A celebration of the life and work of poet George Bruce, with over 250 poems reflecting the changing personal and social experiences of the poet from childhood during World War I, up to the present day. The collection brings together poems published in collections since 1933, and includes uncollected poems previous to "Sea Talk" (1944) and new material following the publication of "Pursuit" (1999). This book reveals the impressive scope and development of Bruce's poetry. Taking in his earlier works and their concern with the constancy of the land, the enduring qualities of its inhabitants, and a poetry which stands for good humane values, the collection progresses to present day, exploring Bruce's interests in art and Haiku. As the years progress, this individual voice is increasingly lyrical and perceptive, and yet never loses touch with the facts of life. The new uncollected poems in this volume, written over the last two years, show a zest and breadth of vision which add to an on-going body of work, and to the poet's existing, considerable achievements.

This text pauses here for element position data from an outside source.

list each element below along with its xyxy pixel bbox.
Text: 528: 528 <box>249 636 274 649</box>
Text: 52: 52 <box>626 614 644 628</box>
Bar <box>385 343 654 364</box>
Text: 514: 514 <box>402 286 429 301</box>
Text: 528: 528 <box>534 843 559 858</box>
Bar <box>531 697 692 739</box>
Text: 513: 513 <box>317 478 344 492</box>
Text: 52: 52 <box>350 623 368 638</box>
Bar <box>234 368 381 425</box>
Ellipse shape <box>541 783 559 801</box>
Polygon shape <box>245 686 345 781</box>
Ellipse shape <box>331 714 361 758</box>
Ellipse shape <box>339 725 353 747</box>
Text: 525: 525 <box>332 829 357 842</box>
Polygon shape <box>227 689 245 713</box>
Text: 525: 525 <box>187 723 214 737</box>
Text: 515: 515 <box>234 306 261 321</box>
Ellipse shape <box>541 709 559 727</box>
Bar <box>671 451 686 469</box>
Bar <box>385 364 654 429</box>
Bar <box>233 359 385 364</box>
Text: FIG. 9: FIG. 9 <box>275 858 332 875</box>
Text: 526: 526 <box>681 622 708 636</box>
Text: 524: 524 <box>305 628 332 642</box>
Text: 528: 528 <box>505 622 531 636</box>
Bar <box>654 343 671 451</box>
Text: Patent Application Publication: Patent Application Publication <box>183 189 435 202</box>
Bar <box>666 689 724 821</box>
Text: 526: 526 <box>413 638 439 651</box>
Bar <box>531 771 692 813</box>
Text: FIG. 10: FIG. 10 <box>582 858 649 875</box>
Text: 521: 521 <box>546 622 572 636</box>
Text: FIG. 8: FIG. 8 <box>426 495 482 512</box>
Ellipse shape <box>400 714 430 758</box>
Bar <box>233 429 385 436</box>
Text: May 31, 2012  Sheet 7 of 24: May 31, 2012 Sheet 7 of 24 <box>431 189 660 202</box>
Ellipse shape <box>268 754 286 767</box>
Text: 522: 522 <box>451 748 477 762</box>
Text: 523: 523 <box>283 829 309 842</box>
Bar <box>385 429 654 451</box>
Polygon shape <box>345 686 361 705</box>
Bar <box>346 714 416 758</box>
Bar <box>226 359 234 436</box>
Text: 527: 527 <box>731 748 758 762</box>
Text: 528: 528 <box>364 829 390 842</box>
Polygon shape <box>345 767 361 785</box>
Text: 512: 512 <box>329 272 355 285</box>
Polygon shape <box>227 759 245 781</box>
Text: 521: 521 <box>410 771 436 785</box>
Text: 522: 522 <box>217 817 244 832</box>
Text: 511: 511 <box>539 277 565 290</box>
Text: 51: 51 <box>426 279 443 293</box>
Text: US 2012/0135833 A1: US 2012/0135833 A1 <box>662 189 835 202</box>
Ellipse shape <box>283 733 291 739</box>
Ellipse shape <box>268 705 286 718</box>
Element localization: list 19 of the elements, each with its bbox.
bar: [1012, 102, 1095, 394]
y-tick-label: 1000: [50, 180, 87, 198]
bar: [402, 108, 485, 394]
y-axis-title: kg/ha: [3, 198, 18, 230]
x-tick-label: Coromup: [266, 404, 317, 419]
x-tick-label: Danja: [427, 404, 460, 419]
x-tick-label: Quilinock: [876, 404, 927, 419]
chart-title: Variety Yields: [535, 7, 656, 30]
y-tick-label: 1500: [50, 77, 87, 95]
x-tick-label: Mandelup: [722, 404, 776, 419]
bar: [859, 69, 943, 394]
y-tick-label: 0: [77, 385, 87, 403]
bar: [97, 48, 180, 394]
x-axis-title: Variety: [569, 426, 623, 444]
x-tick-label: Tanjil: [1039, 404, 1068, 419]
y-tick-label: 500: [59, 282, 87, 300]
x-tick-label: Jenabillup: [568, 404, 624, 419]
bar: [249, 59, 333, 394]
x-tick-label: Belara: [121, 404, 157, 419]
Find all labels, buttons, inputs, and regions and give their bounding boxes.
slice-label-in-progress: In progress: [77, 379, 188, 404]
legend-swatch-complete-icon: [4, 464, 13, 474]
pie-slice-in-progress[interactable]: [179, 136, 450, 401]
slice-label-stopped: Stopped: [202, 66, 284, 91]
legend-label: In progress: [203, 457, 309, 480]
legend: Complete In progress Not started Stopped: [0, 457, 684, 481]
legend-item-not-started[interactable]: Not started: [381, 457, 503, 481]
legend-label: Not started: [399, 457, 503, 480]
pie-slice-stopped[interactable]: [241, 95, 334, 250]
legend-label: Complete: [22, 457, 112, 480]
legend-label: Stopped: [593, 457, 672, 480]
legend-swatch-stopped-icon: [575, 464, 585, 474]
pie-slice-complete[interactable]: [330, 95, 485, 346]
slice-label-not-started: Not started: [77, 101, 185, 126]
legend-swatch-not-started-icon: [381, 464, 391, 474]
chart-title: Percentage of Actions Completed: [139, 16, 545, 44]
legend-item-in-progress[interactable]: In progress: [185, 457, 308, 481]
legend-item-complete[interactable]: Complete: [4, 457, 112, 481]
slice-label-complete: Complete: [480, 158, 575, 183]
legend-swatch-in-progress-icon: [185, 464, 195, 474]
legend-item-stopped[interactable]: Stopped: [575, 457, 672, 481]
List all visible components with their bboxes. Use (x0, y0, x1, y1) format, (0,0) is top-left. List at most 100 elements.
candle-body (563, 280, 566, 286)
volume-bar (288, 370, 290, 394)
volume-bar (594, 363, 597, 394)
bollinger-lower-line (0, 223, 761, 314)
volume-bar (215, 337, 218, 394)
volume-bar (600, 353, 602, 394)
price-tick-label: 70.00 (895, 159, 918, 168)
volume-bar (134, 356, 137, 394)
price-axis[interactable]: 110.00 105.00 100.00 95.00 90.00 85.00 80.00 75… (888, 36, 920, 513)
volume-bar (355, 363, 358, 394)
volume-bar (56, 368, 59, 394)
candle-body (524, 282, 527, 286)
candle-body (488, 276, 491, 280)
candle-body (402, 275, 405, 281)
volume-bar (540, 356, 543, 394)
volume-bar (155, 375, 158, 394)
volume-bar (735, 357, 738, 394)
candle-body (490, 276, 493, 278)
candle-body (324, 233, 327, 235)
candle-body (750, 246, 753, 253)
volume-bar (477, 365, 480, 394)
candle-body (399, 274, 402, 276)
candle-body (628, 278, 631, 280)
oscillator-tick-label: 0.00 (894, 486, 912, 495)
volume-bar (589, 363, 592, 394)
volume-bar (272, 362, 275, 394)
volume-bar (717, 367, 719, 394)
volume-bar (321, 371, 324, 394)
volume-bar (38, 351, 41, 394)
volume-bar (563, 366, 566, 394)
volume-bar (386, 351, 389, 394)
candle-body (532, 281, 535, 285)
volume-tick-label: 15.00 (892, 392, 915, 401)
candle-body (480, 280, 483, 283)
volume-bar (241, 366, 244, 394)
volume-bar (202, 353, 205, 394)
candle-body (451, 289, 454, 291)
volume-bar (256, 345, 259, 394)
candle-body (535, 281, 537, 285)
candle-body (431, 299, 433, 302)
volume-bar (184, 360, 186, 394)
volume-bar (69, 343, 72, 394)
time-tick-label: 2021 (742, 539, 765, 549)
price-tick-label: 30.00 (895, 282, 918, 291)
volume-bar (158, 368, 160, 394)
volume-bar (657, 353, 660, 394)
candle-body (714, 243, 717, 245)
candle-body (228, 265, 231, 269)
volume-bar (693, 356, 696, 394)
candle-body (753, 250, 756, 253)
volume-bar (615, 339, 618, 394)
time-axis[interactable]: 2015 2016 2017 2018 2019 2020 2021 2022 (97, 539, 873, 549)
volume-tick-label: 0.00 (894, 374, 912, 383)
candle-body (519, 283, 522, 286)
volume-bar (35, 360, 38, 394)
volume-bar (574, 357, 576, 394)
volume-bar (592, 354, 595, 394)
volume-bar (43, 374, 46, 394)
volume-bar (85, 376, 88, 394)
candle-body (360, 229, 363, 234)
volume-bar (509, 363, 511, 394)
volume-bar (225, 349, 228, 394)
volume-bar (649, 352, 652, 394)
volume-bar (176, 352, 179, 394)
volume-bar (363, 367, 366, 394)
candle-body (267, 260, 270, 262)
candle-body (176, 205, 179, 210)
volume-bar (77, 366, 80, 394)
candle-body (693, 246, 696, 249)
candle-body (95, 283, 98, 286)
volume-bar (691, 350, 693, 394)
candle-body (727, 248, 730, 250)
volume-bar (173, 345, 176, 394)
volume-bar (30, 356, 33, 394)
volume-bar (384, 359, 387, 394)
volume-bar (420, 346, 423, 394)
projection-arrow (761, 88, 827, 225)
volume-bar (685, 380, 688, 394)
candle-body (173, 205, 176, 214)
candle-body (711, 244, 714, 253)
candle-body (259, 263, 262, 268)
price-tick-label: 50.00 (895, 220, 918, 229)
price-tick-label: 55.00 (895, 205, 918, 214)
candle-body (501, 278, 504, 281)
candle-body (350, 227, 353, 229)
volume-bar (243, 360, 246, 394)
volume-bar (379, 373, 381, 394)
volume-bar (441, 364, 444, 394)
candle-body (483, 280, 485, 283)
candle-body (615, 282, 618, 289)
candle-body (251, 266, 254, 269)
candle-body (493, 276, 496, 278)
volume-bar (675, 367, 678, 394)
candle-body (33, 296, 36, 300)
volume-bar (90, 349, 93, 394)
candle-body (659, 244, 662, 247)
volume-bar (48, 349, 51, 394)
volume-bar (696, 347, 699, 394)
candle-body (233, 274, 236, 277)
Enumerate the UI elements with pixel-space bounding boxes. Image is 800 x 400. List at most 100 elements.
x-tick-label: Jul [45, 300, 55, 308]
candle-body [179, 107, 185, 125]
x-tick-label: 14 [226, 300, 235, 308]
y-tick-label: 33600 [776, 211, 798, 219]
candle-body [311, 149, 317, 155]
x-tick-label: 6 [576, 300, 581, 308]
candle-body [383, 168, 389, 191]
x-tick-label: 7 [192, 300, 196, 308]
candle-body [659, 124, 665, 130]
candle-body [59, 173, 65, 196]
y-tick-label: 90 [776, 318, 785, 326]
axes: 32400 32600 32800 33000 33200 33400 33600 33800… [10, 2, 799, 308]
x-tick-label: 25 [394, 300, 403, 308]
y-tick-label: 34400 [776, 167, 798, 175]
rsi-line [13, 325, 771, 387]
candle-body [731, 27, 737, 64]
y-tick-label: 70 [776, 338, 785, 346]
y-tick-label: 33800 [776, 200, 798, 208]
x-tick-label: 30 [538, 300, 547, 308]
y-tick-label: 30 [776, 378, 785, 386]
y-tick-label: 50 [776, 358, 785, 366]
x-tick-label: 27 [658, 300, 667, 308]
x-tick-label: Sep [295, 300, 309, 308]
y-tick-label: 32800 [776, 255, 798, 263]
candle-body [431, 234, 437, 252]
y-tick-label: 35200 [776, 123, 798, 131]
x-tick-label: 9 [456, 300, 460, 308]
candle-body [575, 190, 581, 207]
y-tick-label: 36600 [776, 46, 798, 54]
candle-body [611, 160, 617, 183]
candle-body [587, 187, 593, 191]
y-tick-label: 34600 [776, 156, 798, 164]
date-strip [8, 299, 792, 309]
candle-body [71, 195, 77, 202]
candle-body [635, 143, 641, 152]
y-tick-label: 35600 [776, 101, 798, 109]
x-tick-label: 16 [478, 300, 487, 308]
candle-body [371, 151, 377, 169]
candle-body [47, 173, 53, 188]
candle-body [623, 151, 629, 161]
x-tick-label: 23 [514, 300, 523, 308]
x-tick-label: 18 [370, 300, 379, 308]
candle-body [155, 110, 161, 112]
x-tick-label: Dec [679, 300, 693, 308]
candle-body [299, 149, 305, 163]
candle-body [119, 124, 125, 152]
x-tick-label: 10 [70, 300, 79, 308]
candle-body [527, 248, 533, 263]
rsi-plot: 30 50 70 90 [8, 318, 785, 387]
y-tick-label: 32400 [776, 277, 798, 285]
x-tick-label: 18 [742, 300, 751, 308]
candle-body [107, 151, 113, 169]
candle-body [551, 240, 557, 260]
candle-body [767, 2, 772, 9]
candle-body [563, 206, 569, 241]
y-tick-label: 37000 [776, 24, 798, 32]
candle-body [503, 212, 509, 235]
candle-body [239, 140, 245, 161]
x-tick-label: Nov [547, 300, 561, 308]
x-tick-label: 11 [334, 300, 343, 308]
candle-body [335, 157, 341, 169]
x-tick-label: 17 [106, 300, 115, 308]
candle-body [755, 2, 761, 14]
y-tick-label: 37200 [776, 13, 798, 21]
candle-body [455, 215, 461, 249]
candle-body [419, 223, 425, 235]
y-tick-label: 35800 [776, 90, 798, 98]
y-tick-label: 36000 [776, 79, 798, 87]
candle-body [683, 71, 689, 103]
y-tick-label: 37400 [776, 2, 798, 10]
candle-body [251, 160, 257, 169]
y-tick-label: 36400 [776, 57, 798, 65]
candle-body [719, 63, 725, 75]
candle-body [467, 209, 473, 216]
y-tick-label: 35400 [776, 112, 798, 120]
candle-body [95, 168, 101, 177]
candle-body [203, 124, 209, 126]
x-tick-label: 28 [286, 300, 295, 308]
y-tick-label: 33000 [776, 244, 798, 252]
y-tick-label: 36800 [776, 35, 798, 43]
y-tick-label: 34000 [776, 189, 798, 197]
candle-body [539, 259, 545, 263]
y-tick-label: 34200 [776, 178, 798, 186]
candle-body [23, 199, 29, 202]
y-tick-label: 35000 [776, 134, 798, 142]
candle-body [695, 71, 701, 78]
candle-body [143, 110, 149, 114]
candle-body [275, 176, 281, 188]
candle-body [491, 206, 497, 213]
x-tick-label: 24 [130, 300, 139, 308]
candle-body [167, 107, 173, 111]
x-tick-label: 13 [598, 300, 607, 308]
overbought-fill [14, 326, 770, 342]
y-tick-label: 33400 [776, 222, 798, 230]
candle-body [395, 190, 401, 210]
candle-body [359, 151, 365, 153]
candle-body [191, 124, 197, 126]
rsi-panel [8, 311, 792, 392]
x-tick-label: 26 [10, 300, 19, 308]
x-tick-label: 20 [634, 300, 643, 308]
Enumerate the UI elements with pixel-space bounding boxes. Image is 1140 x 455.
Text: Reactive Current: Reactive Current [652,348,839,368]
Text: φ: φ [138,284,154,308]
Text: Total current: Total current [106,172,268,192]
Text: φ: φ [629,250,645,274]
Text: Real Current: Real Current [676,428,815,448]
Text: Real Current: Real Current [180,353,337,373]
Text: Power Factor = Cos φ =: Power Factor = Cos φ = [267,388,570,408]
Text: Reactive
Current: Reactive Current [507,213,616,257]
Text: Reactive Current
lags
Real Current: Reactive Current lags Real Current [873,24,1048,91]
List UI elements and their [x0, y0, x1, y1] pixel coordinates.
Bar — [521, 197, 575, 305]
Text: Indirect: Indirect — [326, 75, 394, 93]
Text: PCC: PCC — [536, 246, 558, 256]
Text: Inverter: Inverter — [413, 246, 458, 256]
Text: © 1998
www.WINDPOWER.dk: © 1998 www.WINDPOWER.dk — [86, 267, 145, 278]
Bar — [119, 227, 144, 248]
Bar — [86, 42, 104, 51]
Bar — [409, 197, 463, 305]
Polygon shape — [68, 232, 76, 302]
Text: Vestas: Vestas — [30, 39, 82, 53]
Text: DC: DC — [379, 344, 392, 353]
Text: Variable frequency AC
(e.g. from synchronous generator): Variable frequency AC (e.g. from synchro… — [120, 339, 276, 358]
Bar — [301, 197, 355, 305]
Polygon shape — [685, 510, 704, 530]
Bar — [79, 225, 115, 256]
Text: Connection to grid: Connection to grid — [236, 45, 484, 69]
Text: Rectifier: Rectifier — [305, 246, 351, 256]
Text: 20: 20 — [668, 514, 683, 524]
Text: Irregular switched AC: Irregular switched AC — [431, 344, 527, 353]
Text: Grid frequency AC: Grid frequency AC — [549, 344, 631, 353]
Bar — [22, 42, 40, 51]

"synopsis" may belong to another edition of this title.
LUCINA PRESTIGE, Editor
While assisting George Bruce with the preperation of his manuscript for 'Pursuit: Poems 1986-1998' (published by Scottish Cultural Press) on 10 March 1999 - his ninetieth birthday - it occurred to me that ninety was the right age for a review of George Bruce's life of poetry - a long overdue collected work.
This book reveals the fascinating development of his poetry: from his earliest poems in 1933 through to the extraordinary achievement of his most recent writing, where he arrives at a new poetical dimension. His perceptive eye and youthful imagination are more in evidence than ever. This review of George Bruce's poetical journey should interest scholars and poetry lovers alike.
George Gunn sums up Bruce's lifetime of work perfectly, when he says (Chapman 2000):
'If Scotland's passage through the twentieth century has to be charted then we could do no better than to use the poems of George Bruce as a guide, for as he wrote of Velazquez...
He turned the searchlight of his mind
upon each and every object equally,
persons or things as if each in its
difference, might through the precision
of line and paint, each weighed in the
balance of a mind, would yield
final truth...
I began to write verses when I was seven years old - or so my Aunty Madge told me. No doubt this was like other children, but I persisted. This book begins with poems written in 1933, but it was not until the late 1930s that the thrust of my poetry - its subject and style - compelled me to write as I did, resulting in the publication of 'Sea Talk' in 1944
It seemed to me then, when the death of a deteriorating civilisation was imminent, to put one's trust in the continuity of values as expressed in the life of a small community was against all logic. Yet largely unconsciously, in my attachment to the sensitive, economic style in Ezra Pound's 'Hugh Selwyn Mauberly', and the poetry of William Carlos Williams. I was aquiring the appropriate style for realising the fact and the sense of the fact; this in the first instance being the idea of the endurance, courage, integrity and skills of the fisherman, and associated with this the cliff, steady in a welter of waters. These became symbols of permanence. From such a base, and the happiness of my upbringing in a loving family, followed by the happiest of marriages, my poems tended to become, less a commentary on society and more a celebration of life.
Years later in 1996 I was presented with a photograph which showed a cliff crumbling. I felt devastated. The symbol of permanence had gone. Yet this had to be accepted. I wrote 'Cliff Face Erosion'. From then I found a new freedom, and also a new recognition of what my poems must encompass. I could look on the waters of the sea, and there was a new beginning waiting to be written on the page
Who reads the Book of the Sea reads the Book of Life
Now I wrote on a wider canvas. From the celebration of the wholeness of the creation of the earth, which we share with its creatures, as in 'The Fox and Lucina' to the Theatre of the Absurd in my tribute to Tadeusz Kantor. I must show in the imagination of poetry the disastrous effects on society of the misdealings of rulers and politicians. And after this book - who am I to tell?